As a kid, I remember the frustration of being so close to having my coveted peanut butter and Fluff sandwich yet watching the entire assembly operation turn into balls of bread and white goo stuck to every surface in the kitchen. It rarely ended well.

This is where the secret superpowers of MOM came in. Moms can make a PB&F sandwich with no difficulties what so ever. I think it has something to do with secret meetings that the attend at night when they think you’re asleep. Your mom went to, right? That wasn’t just mine? You know… with the hoods and chanting. No? Hmm.
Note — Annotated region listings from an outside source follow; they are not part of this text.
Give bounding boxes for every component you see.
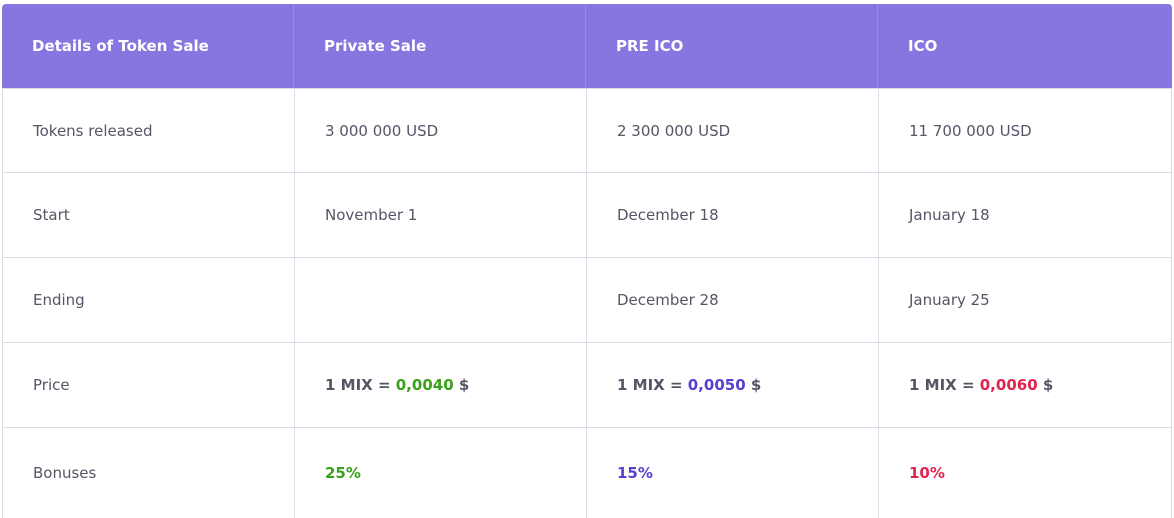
table-row-price: Price 1 MIX = 0,0040 $ 1 MIX = 0,0050 $ … — [2, 343, 1172, 428]
bonus-pre-ico: 15% — [587, 428, 879, 518]
start-pre-ico: December 18 — [587, 173, 879, 257]
price-private-sale: 1 MIX = 0,0040 $ — [295, 343, 587, 427]
table-row-start: Start November 1 December 18 January 18 — [2, 173, 1172, 258]
price-value-private-sale: 0,0040 — [395, 376, 454, 394]
tokens-ico: 11 700 000 USD — [909, 121, 1032, 140]
table-row-tokens-released: Tokens released 3 000 000 USD 2 300 000 … — [2, 88, 1172, 173]
header-ico: ICO — [908, 37, 938, 55]
price-ico: 1 MIX = 0,0060 $ — [879, 343, 1171, 427]
header-details: Details of Token Sale — [2, 4, 294, 88]
row-label-ending: Ending — [3, 258, 295, 342]
price-pre-ico: 1 MIX = 0,0050 $ — [587, 343, 879, 427]
header-private-sale: Private Sale — [294, 4, 586, 88]
bonus-ico: 10% — [909, 464, 945, 482]
price-prefix: 1 MIX = — [325, 376, 396, 394]
row-label-tokens-released: Tokens released — [3, 89, 295, 172]
table-row-ending: Ending December 28 January 25 — [2, 258, 1172, 343]
header-pre-ico: PRE ICO — [586, 4, 878, 88]
table-header-row: Details of Token Sale Private Sale PRE I… — [2, 4, 1172, 88]
price-prefix: 1 MIX = — [617, 376, 688, 394]
row-label-bonuses: Bonuses — [3, 428, 295, 518]
ending-ico: January 25 — [909, 291, 990, 309]
price-suffix: $ — [453, 376, 470, 394]
table-row-bonuses: Bonuses 25% 15% 10% — [2, 428, 1172, 518]
price-prefix: 1 MIX = — [909, 376, 980, 394]
ending-private-sale — [295, 258, 587, 342]
price-suffix: $ — [745, 376, 762, 394]
price-value-pre-ico: 0,0050 — [687, 376, 746, 394]
token-sale-table: Details of Token Sale Private Sale PRE I… — [2, 4, 1172, 518]
price-value-ico: 0,0060 — [979, 376, 1038, 394]
ending-pre-ico: December 28 — [587, 258, 879, 342]
tokens-private-sale: 3 000 000 USD — [295, 89, 587, 172]
tokens-pre-ico: 2 300 000 USD — [587, 89, 879, 172]
row-label-price: Price — [3, 343, 295, 427]
start-ico: January 18 — [909, 206, 990, 224]
bonus-private-sale: 25% — [295, 428, 587, 518]
price-suffix: $ — [1037, 376, 1054, 394]
row-label-start: Start — [3, 173, 295, 257]
start-private-sale: November 1 — [295, 173, 587, 257]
Whatever enabled her to make the sandwiches, I didn’t care. All I knew was that it was like getting lunch and dessert all at once. Usually, with chips! How can a kid have an issue with that?

These days, we don’t stock Wonder Bread in the pantry. No real loss, in my book. My secret to spreading the ooey-gooey mess that I love is “wheat bread”. It holds up better to the Fluff and detracts form the nutrition free experience not one bit. The sandwich pictured above is my secret “Second Breakfast” that will help me make it through the ten o’clock hour today and hold my healthy lunch off until one-ish. I work like a dog all morning, so I use that to justify the sugar. “What ever helps you sleep”, right?

If it were my lunch though… I think I’d be tempted to hunt down some Twinkies for after!

Mmmm… Twinkies.

“Just” desserts or “just desserts”?

So there I was, driving by the sea shore, praying that Short Stack would finally drift off in the back seat and succumb to the nap he needed so badly. It had been about 25 minutes now and he was still pointing out areas of interest as we passed them. “Dats a tree. It grows up. Dat… dat’s a duck. He’s sitting in da water. Dose are are dogs. Goes ‘voof voof.'”, Etc, etc, ad nauseam. As I drove along and the running commentary from the baby seat get less frequent, I knew that victory would be mine sooner or later. I still had 3/4 of a tank of gas at my disposal and the heat cranked in the car. Now all I needed to do was not nod off, my self.

Things were finally looking good for nap time and I was scouting a place to pull off and get out my book. Then I saw it. Once again, I was glad that I don’t travel with out a digital camera. I drove on for a bit longer and waited to find out if Short Stack was really out. As soon as his hat was slumped down over his eyes and the breathing got regular, I doubled back to check and see if what I though I saw was really true. It was. This was what it looked like as I drove by…


I stepped out of the car to make a closer inspection. It was true. A marshmallow and sugar confection tree of pain.


Monsters! Who could have done this?! Don’t they know the accepted form of Peep capital punishment is to subject them to confinement in the dark, back of a cupboard until they turn to a substance that can only be described as the bastard child of packing peanuts and old chewing gum?

This gruesome reminder of Easter makes me feel a bit guilty about my total lack of Peep eating this year. When I was a kid, they were a possession to be prized. They only came out once a year and they were a much sought after sugar high in a box. They came built with the wonderful excuse that if they weren’t all devoured in a single day, then they would be inedible the next morning. I know, I know. There are those of you out there who like ’em stale. It’s your preference that they should be initially hard as bricks and then, after an hour or so of working on it, as chewy as eating a garden hose… and I say unto you, “Weirdoes”.

Now Peeps are a year ’round affair. They are available for every possible holiday in every possible color. For me, that kind of ruins it. When it’s not something to look forward to, almost forgotten from year to year, then the yellow sugar just doesn’t glimmer as seductively as it once did. I passed them by, these gems of my past because I know that soon there will be more Peeps in many different forms and colors. All in an effort to match what ever holiday comes next. It’s just not the same.

The Bunny has made his deliveries for this year, but the Peeps remain. Some in half eaten baskets of Easter grass, some slowly shriveling up and turning to cement in the back of drawers while others do their time stoically and prominently, impaled on the lower branches of a tree by the ocean, ignored by even the sea gulls, who as you may or may not know, will eat just about anything. I guess when it comes to Peeps, they prefer them fresh as well, thus earning them some points in my book. Thank goodness that I didn’t need to explain this abomination to my two year old son. Action Girl liked the photos, though.